El agua y las guerras
P. Fernando Pascual
21-12-2018
En los últimos años algunos
analistas avisan del peligro de guerras futuras a causa de la escasez de agua.
Esos análisis subrayan,
correctamente, la importancia del agua para las necesidades básicas del ser
humano y para ámbitos como la agricultura y otras actividades de mayor o menor
relevancia.
Suponen también, y aquí vale
la pena detenerse, que la carencia de un bien básico desencadena tensiones y
conflictos que provocan guerras.
Una mirada a la historia y a
algunas situaciones presentes evidencia cómo ha habido y hay guerras que surgen
desde el deseo de poseer bienes humanos de mayor o menor importancia.
Guerras por el petróleo,
guerras por el "espacio vital", guerras por el control de territorios
fértiles, guerras por motivos comerciales. La lista podría ser mucho más larga.
Por eso, los analistas que
avisan del riesgo de futuras guerras para controlar el acceso al agua potable
cuentan con motivos poderosos a favor de su teoría.
Olvidan, sin embargo, que las
guerras para controlar bienes no surgen solo por ese motivo, sino desde uno más
profundo y más grave: la actitud prepotente de querer controlar a otros pueblos
a través de la violencia por numerosos motivos.

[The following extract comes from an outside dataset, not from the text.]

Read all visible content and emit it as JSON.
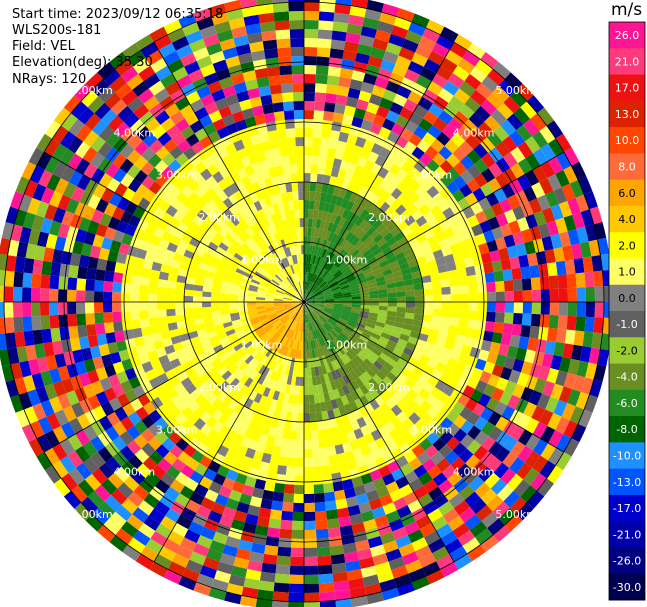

Esos motivos pueden tener una
apariencia de justicia, por ejemplo cuando los líderes de un pueblo inician una
guerra de liberación. Pero incluso en esos casos, el uso de la violencia no
surgió simplemente a partir del deseo de libertad, pues millones de seres sin
libertad no reaccionan con violencia ante los tiranos.
La raíz más profunda de toda
guerra está en la suposición de que el uso de la fuerza mejora las cosas, de
que la derrota del "adversario" permite obtener beneficios.
Esa suposición puede ser
válida cuando las exigencias de la justicia no han podido ser atendidas por
vías pacíficas y solo queda rebelarse contra un tirano o un pueblo opresor,
cuando hay garantías suficientes de victoria y la suficiente atención a no
provocar más daños que beneficios.
Pero esa suposición es injusta
si una "mejora" que puede lograrse pacíficamente se persigue a través
del recurso a la guerra, donde sufren no solo los soldados sino miles de
inocentes que tienen que pagar por culpa de las decisiones agresivas de unos o
de otros.
La carencia de agua, un
fenómeno que ha ocurrido tantas veces en el pasado y que se repite en terribles
sequías que se producen también en el presente, explica la angustia y las
tensiones de los sedientos y de quienes tienen que ayudarles, pero no es
suficiente para que se llegue a la terrible opción de la guerra.
Frente a quienes avisan que
habrá guerras ante futuras sequías de nuestra planeta hay que responder que
tales guerras pueden ser evitadas desde planes a favor de los necesitados y
desde actitudes de profundo amor a la paz, que evitan aumentar los males que de
por sí ya son graves por la falta de bienes básicos.
La falta de agua no es, pues,
una causa automática de guerras. Esas surgen cuando hay corazones heridos por
el pecado, la ambición, la ira, que buscan satisfacer ciertos deseos a costa de
la vida de inocentes.
Al revés, la falta de agua no
provocará guerras si las personas promueven caminos de apoyo mutuo y programas
concretos para ayudar a quienes necesiten ese bien tan necesario. Y si, en las
situaciones extremas de sequía, una actitud pacífica y llena de confianza en
Dios, acepta la contingencia humana que explica tantas carencias durante la
vida terrena.
Los males que se produzcan en
una sequía, desde la sed intermitente hasta la falta de cosechas, serán
asumidos en paz y sin injusticias. En ocasiones culminarán con la muerte, que
pudo haber sido evitada con medidas adecuadas, pero que jamás podrá ser
eliminada del horizonte de la aventura humana.